Santorum devoted the bulk of his marks to abortion - however, his stance on same sex marriage also got some of the choicer quotes of the afternoon. Santorum called the decision by the Obama administration not to enforce DOMA an "abomination" and accused Obama of deliberately flouting the law by instructing military chaplains to marry gay and lesbian soldiers. "He has instructed people in the military to break the law," Santorum thundered.
Santorum's focus on marriage was not accidental - in an election year so dominated by fiscal issues, Santorum's hardline stance on social conservatism needed a link to economic concerns. He made that link through marriage. Unfortunately, the argument he made backfires when you analyze the facts.
Santorum cited a statistic when discussing the importance of marriage that shows 5% of two-parent households are below the poverty line, whereas 30% of single parent households are. This line of argument certainly makes a convincing case for marriage as a stabilizer. Unfortunately for Santorum, that doesn't necessarily translate to "standing up and defending the institution of marriage as between one man and one woman."

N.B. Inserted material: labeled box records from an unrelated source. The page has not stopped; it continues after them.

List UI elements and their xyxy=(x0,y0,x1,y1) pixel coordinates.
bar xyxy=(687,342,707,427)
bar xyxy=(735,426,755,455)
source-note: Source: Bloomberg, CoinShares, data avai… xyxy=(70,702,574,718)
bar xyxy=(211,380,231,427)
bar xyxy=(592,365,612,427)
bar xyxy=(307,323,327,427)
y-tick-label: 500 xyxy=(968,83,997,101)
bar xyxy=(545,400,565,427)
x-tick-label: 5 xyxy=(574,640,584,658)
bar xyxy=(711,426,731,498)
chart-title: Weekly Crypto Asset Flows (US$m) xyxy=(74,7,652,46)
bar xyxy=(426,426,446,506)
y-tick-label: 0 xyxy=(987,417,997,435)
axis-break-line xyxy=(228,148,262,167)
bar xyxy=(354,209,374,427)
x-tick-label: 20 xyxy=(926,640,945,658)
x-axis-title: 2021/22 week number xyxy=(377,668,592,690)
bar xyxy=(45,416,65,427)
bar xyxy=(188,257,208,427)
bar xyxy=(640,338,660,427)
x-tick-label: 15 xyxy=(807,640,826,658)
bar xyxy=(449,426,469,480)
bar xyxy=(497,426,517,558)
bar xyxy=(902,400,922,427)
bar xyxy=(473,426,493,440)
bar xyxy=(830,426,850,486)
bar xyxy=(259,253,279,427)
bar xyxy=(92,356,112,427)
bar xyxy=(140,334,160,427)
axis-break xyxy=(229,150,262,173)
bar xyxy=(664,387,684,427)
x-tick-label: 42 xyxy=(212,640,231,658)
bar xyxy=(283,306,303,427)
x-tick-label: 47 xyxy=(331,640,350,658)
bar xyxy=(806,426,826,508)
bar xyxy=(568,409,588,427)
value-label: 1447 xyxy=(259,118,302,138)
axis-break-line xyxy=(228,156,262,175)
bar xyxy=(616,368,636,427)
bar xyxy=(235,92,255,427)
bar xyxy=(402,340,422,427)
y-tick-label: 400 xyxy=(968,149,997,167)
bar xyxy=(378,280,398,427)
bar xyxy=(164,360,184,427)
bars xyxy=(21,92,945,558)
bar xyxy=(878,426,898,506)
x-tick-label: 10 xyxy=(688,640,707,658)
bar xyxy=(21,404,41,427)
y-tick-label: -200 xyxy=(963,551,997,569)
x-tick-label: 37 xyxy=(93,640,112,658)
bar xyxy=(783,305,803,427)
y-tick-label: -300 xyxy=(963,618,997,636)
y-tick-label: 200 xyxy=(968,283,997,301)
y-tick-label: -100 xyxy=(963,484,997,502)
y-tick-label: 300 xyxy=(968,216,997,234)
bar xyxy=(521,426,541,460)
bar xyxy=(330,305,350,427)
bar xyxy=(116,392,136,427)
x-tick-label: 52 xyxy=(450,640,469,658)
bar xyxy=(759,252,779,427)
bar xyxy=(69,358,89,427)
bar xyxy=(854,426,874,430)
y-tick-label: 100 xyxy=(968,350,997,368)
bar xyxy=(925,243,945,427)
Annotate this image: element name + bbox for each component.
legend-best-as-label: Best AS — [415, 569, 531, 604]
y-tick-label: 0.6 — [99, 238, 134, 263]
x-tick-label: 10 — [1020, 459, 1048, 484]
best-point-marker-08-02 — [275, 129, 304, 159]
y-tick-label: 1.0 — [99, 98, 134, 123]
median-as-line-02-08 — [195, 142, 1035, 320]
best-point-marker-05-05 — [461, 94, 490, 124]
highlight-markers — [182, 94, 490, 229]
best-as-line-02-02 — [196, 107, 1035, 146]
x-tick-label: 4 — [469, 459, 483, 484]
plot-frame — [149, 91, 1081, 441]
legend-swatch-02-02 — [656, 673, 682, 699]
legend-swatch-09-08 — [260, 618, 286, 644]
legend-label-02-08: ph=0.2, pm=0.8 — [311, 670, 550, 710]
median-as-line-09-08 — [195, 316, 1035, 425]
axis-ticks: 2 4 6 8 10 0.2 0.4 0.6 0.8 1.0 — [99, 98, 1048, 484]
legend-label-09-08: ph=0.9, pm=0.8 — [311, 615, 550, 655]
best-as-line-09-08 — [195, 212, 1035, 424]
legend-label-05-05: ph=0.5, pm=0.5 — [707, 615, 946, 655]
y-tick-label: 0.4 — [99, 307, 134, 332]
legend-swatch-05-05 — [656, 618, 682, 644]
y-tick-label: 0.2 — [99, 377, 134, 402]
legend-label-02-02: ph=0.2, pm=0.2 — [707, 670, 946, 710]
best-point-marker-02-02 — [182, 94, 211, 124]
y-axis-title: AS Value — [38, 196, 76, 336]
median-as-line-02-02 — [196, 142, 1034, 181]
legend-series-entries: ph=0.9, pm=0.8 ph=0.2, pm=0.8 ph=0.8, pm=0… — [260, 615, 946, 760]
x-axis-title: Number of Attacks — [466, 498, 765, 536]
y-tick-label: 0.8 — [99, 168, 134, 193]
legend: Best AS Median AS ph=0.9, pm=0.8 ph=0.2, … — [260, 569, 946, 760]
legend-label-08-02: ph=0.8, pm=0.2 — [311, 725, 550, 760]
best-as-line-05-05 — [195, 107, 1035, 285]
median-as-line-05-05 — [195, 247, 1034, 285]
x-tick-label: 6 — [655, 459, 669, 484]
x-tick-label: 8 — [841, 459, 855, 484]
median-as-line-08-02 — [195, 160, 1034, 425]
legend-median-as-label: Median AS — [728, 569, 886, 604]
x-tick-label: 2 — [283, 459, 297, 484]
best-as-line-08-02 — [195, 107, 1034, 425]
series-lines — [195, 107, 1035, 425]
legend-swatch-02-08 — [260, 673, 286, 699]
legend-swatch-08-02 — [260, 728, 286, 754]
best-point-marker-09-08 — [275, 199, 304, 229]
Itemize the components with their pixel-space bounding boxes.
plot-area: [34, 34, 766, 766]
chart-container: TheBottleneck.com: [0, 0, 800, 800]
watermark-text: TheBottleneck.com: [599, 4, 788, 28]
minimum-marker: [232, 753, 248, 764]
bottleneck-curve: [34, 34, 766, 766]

Put simply, Santorum's comparison is correct, but it leaves facts out. The full story is as follows: A study by the Williams Institute found, using data from the 2000 Census, that while 5.4 percent of married heterosexual couples are living below the poverty line, the same is true of 6.9 percent of lesbian couples, and a bare 4.0 percent of gay male couples. This exposes a very awkward hole in Santorum's logic - if these statistics tell us what sort of family is best suited to raise children, shouldn't we be encouraging men to tie the knot with each other? Presumably, the statistical argument has limits, after all.
The fact that Santorum has to strain to make what is at bottom a moral argument against gay marriage into something tangentially tied to economics using a weakly argued statistical point shows the limit of his appeal in this election cycle. Values Voters, it seems, will need to look elsewhere for their all-of-the-above package.